The course of disease depends on which of these cells become cancerous. Sometimes, as the tumor cells grow in number, they emit various hormones. This can have weird results, such as the inability to digest fats or sudden growth of the hands or feet. These hormone-emitting tumors often are benign.

Sometimes islet cell tumors don't make hormones. This avoids those bizarre effects. But 90% of these tumors are malignant, meaning that they eventually are fatal if left untreated.
Can Neuroendocrine Tumors/Islet Cell Carcinomas Be Cured?

The first choice of treatment for islet cell carcinoma is surgery, says David Levi, MD, professor of clinical surgery at the University of Miami Miller School of Medicine. Levi did not treat Jobs or have access to his medical records.

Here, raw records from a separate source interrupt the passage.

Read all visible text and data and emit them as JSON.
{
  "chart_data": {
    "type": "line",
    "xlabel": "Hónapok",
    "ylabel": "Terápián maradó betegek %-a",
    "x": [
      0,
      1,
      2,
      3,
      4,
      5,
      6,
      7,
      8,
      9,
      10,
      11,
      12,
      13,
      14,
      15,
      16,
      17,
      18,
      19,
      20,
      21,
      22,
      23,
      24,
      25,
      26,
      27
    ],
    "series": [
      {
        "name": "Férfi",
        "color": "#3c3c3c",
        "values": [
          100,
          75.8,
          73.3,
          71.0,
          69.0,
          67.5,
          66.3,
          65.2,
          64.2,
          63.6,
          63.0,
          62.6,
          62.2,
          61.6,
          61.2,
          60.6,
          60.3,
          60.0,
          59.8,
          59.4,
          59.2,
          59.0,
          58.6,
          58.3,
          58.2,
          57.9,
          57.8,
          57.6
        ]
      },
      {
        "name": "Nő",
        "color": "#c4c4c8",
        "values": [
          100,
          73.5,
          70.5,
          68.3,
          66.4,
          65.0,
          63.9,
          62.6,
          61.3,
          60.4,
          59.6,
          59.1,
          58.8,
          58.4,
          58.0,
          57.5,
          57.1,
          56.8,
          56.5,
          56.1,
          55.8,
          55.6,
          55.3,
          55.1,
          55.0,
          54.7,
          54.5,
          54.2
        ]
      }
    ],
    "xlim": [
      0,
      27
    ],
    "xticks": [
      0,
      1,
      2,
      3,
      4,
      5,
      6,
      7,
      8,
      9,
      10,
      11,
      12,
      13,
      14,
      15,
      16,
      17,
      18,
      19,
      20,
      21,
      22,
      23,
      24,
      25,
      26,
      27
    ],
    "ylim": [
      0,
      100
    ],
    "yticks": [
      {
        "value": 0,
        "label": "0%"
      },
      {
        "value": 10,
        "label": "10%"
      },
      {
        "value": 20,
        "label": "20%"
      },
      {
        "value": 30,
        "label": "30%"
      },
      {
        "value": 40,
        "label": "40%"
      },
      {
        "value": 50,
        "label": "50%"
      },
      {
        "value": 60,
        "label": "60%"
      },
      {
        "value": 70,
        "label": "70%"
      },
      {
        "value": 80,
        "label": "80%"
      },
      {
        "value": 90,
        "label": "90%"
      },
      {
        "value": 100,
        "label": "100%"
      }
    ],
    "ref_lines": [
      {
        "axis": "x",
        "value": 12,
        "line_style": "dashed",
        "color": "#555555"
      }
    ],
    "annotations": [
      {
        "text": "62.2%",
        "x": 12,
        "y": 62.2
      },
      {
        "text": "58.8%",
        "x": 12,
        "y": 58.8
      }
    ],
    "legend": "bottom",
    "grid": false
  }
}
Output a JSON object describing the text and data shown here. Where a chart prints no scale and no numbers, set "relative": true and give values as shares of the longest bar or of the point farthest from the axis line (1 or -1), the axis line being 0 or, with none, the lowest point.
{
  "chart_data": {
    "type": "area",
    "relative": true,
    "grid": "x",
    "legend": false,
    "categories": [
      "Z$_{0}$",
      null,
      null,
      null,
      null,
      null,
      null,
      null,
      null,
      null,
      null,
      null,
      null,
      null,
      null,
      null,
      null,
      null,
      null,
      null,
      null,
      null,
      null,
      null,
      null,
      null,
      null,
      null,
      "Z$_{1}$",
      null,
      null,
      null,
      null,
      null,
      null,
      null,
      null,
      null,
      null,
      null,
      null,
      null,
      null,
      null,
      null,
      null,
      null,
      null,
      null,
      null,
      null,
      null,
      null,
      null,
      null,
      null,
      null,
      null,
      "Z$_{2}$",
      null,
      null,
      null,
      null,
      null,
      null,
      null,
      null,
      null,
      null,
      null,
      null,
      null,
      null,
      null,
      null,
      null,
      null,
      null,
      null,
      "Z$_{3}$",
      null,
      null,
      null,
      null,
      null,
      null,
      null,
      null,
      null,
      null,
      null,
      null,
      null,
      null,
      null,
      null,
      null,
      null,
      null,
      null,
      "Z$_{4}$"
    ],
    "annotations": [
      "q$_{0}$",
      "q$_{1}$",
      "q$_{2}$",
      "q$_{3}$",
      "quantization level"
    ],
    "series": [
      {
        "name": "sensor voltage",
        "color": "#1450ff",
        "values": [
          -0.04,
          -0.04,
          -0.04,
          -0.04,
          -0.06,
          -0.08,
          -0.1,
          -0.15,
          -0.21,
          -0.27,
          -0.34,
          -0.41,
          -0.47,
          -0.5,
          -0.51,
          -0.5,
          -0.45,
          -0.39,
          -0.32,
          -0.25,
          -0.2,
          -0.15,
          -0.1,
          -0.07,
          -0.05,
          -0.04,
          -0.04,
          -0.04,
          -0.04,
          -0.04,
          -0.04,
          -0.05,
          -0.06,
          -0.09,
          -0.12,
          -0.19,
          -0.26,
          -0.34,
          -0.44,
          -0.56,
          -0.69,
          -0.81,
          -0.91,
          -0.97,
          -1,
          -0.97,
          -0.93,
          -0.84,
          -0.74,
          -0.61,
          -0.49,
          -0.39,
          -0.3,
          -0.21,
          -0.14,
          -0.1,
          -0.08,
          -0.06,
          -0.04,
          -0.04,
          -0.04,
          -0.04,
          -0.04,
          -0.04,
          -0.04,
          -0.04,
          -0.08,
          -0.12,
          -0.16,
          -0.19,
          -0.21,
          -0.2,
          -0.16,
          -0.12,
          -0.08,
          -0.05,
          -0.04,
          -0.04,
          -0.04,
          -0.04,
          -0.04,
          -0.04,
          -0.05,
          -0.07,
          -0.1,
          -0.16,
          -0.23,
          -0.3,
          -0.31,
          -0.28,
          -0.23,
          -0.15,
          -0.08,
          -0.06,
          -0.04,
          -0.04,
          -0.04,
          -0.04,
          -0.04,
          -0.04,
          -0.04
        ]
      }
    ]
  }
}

His comments are about islet cell carcinoma in general and not specifically about Jobs' case.

"If it can be cured with surgery we try for that," Levi says. "If not there are options: chemotherapy and a number of other options to try to control this tumor. Some of these cancers are not curable, but patients can do well for years and years. ... Many can be treated medically for months and years and do quite well and lead normal lives to the last."

Jobs is said to have undergone the Whipple procedure. This is the preferred type of surgery when an islet cell tumor is on the head of the pancreas. It means that the head of the pancreas is removed, as is part of the bile duct, the gallbladder, and the first part of the small intestine. Sometimes part of the stomach is removed as well. Then the remaining parts of these organs are connected back to the small intestine.